Roedel chegou ao Paraguai no início da colonização do Chaco, durante a ditadura de Alfredo Stroessner (1954-89) e começou a comprar grandes extensões de terras com seus habitantes dentro. Em 1991, ordenou à comunidade Sawhoyamaxa – que em enxet significa "lugar onde se acabaram os cocos” – que abandonassem as terras porque interfeririam nos trabalhos de desmatamento para a produção agropecuária intensiva. Os enxet acamparam às margens da rodovia, único lugar onde podiam ao menos levantar uma cabana.

"Nessa época, não tínhamos nem escola”, afirma o líder comunitário Heriberto Ayala para Notícias Aliadas. "Agora, pelo menos já há alguns que terminaram o sexto grau [educação primária]. Temos espaço físico onde está devidamente assentada a escola”.

Povos originários

A decisão da CorteIDH se apoiou no direito consuetudinário, anterior a toda estrutura jurídica, pois os povos indígenas estão aqui desde antes mesmo da origem do Estado. A sentença menciona que o Paraguai violou, entre outros, o direito à vida, à propriedade comunitária e à personalidade jurídica dos indígenas.

Ayla também explica algumas características culturais de sua comunidade. "Na atualidade, linguisticamente, falamos o guarani, nossa própria língua enxet sul e também compreendemos o castelhano.

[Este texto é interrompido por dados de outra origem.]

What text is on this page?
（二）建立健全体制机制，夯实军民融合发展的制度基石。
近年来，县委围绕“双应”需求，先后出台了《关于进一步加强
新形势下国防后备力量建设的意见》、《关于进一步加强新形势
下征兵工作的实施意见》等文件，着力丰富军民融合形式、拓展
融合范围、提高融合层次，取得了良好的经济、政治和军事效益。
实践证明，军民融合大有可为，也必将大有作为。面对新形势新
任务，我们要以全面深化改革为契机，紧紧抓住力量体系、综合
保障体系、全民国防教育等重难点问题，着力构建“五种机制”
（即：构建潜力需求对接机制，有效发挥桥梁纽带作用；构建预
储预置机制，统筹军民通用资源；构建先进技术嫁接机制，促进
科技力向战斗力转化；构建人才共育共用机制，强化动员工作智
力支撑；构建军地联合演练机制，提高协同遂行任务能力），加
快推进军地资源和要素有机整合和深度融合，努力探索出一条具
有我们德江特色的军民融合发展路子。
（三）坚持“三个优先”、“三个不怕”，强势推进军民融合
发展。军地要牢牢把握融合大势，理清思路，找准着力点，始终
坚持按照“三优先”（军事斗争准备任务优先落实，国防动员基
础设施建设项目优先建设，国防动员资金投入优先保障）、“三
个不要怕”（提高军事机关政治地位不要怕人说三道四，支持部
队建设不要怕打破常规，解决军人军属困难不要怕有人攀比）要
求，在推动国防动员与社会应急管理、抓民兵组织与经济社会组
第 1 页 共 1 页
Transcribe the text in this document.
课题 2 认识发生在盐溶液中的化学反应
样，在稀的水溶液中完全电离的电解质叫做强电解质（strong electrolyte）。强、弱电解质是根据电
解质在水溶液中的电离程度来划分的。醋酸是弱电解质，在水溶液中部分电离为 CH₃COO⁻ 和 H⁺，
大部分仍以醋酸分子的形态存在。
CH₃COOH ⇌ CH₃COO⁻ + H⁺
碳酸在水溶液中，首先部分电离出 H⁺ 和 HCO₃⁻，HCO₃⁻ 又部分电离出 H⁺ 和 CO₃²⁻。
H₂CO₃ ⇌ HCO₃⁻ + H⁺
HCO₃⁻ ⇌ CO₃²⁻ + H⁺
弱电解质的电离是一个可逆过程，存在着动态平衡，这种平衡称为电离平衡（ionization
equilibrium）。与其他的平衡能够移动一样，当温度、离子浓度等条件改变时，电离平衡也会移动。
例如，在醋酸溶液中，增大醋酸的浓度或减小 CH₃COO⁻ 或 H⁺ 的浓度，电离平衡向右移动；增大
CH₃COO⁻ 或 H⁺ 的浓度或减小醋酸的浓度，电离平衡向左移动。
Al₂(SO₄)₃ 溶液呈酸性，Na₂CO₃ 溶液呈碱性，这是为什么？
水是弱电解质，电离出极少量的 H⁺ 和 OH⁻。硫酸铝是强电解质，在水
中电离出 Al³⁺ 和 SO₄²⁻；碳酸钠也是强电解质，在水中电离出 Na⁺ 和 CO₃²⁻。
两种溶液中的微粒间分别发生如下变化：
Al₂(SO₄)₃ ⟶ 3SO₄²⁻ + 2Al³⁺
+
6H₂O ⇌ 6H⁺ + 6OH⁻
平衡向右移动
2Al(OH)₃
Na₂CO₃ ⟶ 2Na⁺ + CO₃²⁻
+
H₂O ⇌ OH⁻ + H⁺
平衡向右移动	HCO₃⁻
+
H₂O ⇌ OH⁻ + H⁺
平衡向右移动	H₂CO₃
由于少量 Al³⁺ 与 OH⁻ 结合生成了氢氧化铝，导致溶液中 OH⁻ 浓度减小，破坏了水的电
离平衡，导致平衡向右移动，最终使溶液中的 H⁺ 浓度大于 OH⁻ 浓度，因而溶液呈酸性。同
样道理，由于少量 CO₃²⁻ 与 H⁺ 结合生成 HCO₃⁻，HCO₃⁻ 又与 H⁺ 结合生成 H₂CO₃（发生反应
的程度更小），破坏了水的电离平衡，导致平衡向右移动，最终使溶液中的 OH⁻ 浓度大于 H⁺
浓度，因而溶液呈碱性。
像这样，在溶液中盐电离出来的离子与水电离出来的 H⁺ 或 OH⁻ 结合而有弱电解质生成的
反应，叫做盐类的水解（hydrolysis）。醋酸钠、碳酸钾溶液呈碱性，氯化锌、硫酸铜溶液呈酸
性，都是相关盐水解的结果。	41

Somos puramente chaquenhos, isso nos caracteriza como comunidade Sawhoyamaxa”, explica.

Ele menciona que a comunidade solicitou 14.400 hectares dos 61 mil hectares que Roedel possui no Chaco. Igualmente, também assinala que o mesmo proprietário possui cerca de 31 mil hectares na zona de Naranjito, no Departamento de San Pedro.

"Nós estamos certos de que esse senhor inclusive está enganando seus próprios compatriotas no negócio das terras. Sabe-se que tem uma ordem de prisão em seu país de origem, Alemanha, por desfalque contra investidores alemães”, denuncia.

Segundo Ayala, não é a primeira vez que se apresenta uma lei de expropriação, pois isso já havia sido realizado em 1997 e 2009, mas em ambos os casos a Comissão de Direitos Humanos do Senado decidiu que o Estado paraguaio não cumprisse com a sentença da Corte IDH.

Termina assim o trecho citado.